The researchers found that mutations in some genes that were specific for MSI-high were novel, involved in modulating the immune system and the antigen presenting machinery.  “There are many ways for the immune system to fail in recognizing and attacking a cancer cell due to mutations in the tumor cells and we found examples of them,” noted Grasso. Some of the immune pathways that the tumors evade, through gene mutations, were those involving trafficking of the immune cells around the body, infiltration of immune cells, antigen presentation, signaling between the tumor and the T cells, and signaling methods of the T cells to kill the tumor cells.

“For MSI-H colorectal cancers, these mutation data suggest the need for targeted sequencing to monitor immune competence before anti-PD1 treatment, which will ensure that people do not get treatments to which they may not respond,” Grasso said.

“Our data suggest that mutation load is not the sole predictor of tumor infiltration, which has been reported frequently in the literature,” she added.  For example, Grasso and colleagues showed that WNT signaling correlated negatively with immune infiltration in colorectal cancer, like melanoma. This suggested that inhibitors of WNT signaling could potentially stimulate immune infiltration, so that the tumors could respond to anti-PD1 therapy. This is important because it indicates that tumors with low mutational load, such as MSS colorectal cancers, may be stimulated to be attacked by immune cells prior to anti-PD1 treatment, Grasso noted.
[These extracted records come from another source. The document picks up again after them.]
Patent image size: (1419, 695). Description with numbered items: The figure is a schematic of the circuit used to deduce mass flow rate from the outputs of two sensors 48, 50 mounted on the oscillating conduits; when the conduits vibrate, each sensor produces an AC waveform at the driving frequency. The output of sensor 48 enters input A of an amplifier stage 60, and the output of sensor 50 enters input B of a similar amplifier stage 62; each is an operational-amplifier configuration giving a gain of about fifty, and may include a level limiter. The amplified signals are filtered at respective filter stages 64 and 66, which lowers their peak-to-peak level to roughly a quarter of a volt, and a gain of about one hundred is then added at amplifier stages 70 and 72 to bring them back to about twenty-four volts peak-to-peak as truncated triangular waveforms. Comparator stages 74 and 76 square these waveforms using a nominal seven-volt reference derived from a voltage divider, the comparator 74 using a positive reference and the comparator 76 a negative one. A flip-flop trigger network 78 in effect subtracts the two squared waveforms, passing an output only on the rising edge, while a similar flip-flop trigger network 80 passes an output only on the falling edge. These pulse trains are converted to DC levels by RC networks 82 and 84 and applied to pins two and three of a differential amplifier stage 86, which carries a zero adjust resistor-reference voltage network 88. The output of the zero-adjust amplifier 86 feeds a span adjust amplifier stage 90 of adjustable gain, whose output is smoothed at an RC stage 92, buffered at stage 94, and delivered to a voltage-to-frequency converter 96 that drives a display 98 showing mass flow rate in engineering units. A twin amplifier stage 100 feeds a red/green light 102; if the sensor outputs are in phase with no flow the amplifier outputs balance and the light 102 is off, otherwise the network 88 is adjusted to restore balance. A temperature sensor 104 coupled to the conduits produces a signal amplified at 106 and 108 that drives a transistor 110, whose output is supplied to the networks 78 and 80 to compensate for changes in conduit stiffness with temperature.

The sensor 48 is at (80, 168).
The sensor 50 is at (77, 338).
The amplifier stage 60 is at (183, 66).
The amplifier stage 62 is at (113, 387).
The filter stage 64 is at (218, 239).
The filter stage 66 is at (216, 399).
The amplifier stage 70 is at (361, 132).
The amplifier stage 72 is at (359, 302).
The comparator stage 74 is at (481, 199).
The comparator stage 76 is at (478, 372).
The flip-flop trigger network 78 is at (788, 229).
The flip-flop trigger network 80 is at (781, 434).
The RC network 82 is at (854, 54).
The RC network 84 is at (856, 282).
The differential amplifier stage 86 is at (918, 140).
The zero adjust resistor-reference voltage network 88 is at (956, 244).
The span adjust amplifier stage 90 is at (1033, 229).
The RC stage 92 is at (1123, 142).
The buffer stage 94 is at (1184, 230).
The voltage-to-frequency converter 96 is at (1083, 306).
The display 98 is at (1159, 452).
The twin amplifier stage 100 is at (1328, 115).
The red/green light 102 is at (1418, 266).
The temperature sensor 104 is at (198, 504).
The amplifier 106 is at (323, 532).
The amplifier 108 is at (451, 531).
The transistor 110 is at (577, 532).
A limitation of the study is that the researchers only looked at the genetic and molecular predictors of T-cell infiltration and did not study the responses to immune checkpoint blockade, because response data was not available. “We have just scratched the surface of what is possible in immunotherapy. Funding for large genomics studies will continue to provide deep insights,” Grasso said, “especially as we accrue and study samples before and after treatment.”
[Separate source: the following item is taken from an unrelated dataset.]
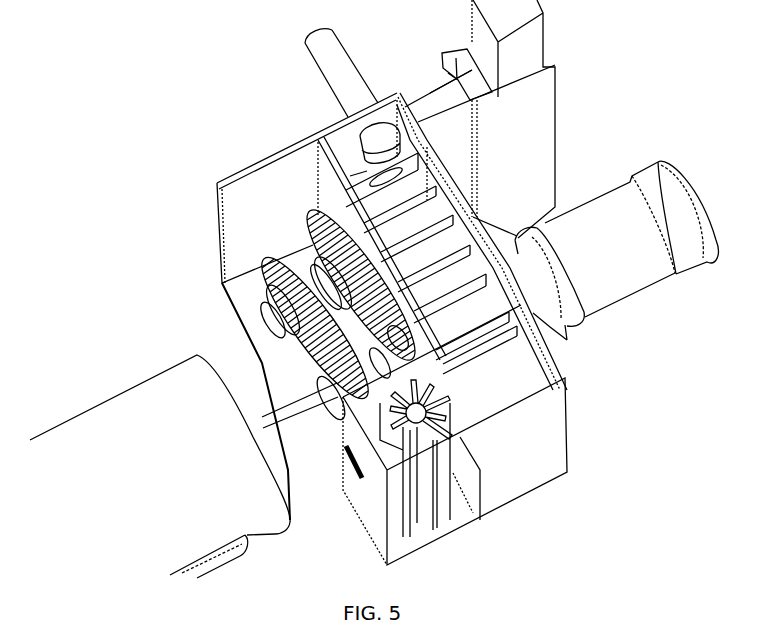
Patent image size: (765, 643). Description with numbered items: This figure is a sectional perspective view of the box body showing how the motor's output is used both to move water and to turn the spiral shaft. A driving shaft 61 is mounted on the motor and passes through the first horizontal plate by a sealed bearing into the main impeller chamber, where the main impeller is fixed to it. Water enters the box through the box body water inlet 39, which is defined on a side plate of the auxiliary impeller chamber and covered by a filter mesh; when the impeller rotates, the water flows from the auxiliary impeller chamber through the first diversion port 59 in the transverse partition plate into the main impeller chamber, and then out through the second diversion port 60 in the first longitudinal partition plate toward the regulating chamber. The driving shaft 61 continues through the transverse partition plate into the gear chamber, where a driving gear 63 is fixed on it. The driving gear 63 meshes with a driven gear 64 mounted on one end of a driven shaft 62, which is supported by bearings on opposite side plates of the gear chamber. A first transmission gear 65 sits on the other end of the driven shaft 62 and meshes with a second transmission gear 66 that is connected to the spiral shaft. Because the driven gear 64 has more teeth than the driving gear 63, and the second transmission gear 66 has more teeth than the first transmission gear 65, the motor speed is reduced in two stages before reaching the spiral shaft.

This study was funded by the National Institutes of Health, the Dana-Farber/Harvard Cancer Center, The Parker Institute for Cancer Immunotherapy, the Ressler Family Foundation, the Samuels Family Foundation, the Garcia-Corsini Family Fund, the Project P Fund, The Friends of the Dana-Farber Cancer Institute, Bennett Family Foundation, the Entertainment Industry Foundation through National Colorectal Cancer Research Alliance, the Stand Up to Cancer (SU2C) Colorectal Cancer Dream Team Translational Research Grant (the AACR is the Scientific Partner of SU2C), the American Society of Clinical Oncology, Tower Cancer Research Foundation, the Hope Foundation, the Tumor Immunology training grant, the Ontario Institute for Cancer Research, the R.A.C.E. Charities, and the Gensch family.

Grasso declares no conflicts of interest.